Такая душевная холодность? Да нет, скорее душевная путаница; оба сына ее были так сильно оплетены политическими нитями, что отношения с ними неизбежно вызывали в душе ее неловкость, раздражение (то, что сейчас точнее называют душевным дискомфортом). Павел был причиной ее многих чисто политических тревог, особенно в 1762 году, когда Никита Панин с группой вельмож требовали, чтобы она стала всего лишь регентшей при Павле; со временем эти тревоги не утихли (ведь и Пугачев называл Павла своим сыном, заявлял, что тревожится, «как бы его не извели»).
Но все же Екатерина никак не желала сыну дурного. Когда Павел с женой Марией Федоровной были за границей, некий театр пребывал в смущении: давать ли «Гамлета» с его сценой «мышеловки», – таким образом предполагалось, что на Екатерине лежит тень злодейства и представлять трагедию в присутствии этого российского Гамлета по меньшей мере бестактно, – все это была дань романтическому воображению.

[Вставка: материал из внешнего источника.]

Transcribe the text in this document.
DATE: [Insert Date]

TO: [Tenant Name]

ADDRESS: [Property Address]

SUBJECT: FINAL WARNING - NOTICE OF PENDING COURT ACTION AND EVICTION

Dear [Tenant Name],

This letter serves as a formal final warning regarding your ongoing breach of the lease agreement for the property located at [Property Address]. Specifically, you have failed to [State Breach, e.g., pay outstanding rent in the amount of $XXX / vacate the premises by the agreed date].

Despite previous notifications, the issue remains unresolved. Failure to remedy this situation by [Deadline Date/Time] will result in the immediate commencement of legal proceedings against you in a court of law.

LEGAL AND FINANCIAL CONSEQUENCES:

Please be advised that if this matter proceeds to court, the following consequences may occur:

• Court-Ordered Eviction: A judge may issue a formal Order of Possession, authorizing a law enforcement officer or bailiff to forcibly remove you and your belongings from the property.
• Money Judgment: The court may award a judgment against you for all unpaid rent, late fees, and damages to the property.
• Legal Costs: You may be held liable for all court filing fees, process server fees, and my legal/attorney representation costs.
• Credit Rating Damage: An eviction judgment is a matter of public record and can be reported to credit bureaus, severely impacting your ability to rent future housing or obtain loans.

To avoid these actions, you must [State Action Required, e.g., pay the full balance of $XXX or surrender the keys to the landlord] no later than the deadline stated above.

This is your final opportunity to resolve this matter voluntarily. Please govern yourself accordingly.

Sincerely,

На самом деле, повторим, Екатерина, при всем ее равнодушии к сыну, заботилась о его воспитании, о его образовании (все же он был наследником престола), приставила к нему одного из самых образованных людей – Никиту Панина. За столом Павла, как мы видели, собиралось изысканное общество, люди интересные и талантливые. Самого д’Аламбера, как мы опять же знаем, она звала в наставники наследнику престола, – словом, видно явное желание сделать из Павла не только образованного человека, но и просвещенного, но и самого передового. Ни тени злодейства тут нет и в помине.
Нормальная женщина, которой Бог не дал любви к детям? Но и это не так. Забегая далеко вперед: всю свою нерастраченную любовь она отдала внукам, Александру и Константину, она была гениальной бабушкой, их воспитание, физическое и нравственное, было предметом ее страстных забот, она сочиняла для них сказки, писала рассказы из русской истории, ее переписку с внуками весело читать.

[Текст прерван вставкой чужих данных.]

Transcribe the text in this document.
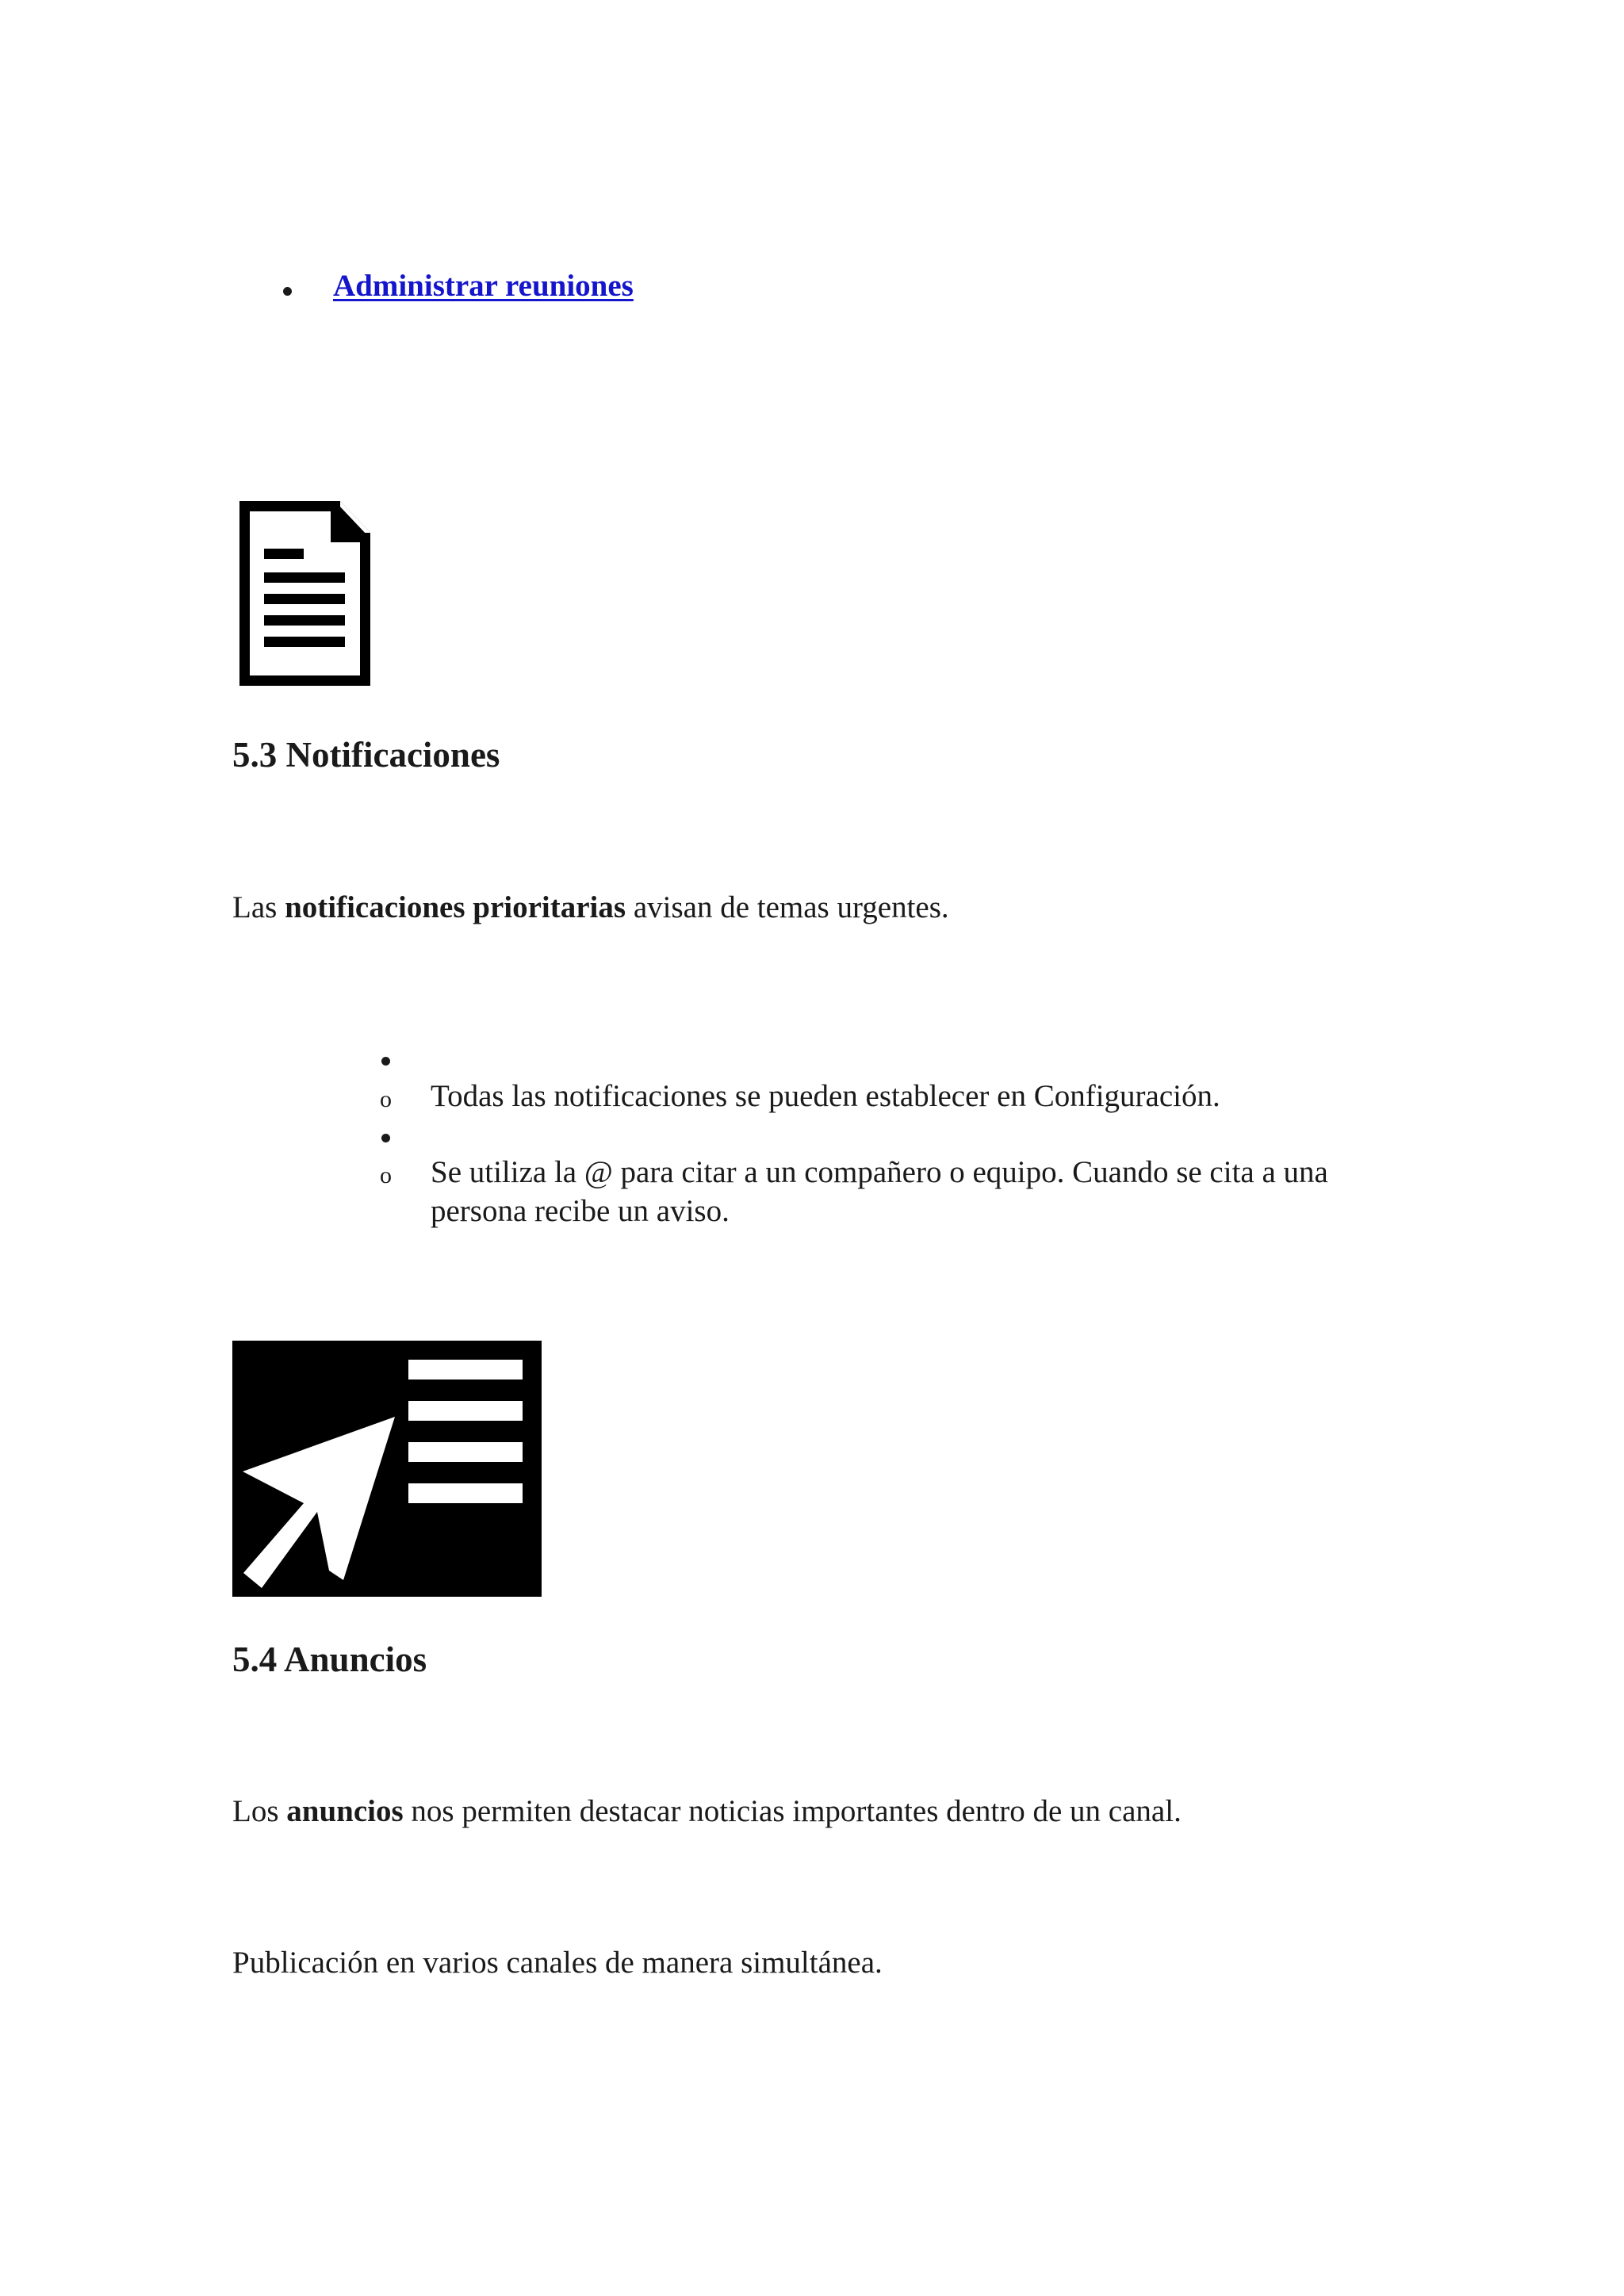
Administrar reuniones
5.3 Notificaciones
Las notificaciones prioritarias avisan de temas urgentes.
o Todas las notificaciones se pueden establecer en Configuración.
o Se utiliza la @ para citar a un compañero o equipo. Cuando se cita a una
persona recibe un aviso.
5.4 Anuncios
Los anuncios nos permiten destacar noticias importantes dentro de un canal.
Publicación en varios canales de manera simultánea.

Екатерина осматривает водные пути, по которым шло в Петербург продовольствие, плывет по Волхову и пишет письмо: «Константин Павлович. Много бы у вас бегания и кричания было, если бы вы со мной на барке находились; всякую минуту мы видим, что ни на есть новое по берегам». Она собиралась взять внуков с собою в Крым, но они заболели. «Любезный внук Константин Павлович, – пишет она из этой поездки, – поздравление ваше с праздником мне приятно было: написано оно прямодушно, но с весьма косыми строками; видно, что вы спешили, либо после сыпи и кори так водится в граде Святого Петра». А Константин отвечает: «Любезная бабушка! Я, бабушка, криво писал для того, что спешил; ето не вина кори, а ето моя вина, и для того я вас прошу прощения. Братец и я вышли гулять в сад, мы были сожжены от солнца». Ему уже восемь. И тут же Александр (ему десять): «Любезная бабушка! Я вас очень благодарю за ваше письмо, я вас люблю всем сердцем и душою и буду всегда стараться во всем вам быть угодным. Желаю вас видеть как можно скорее».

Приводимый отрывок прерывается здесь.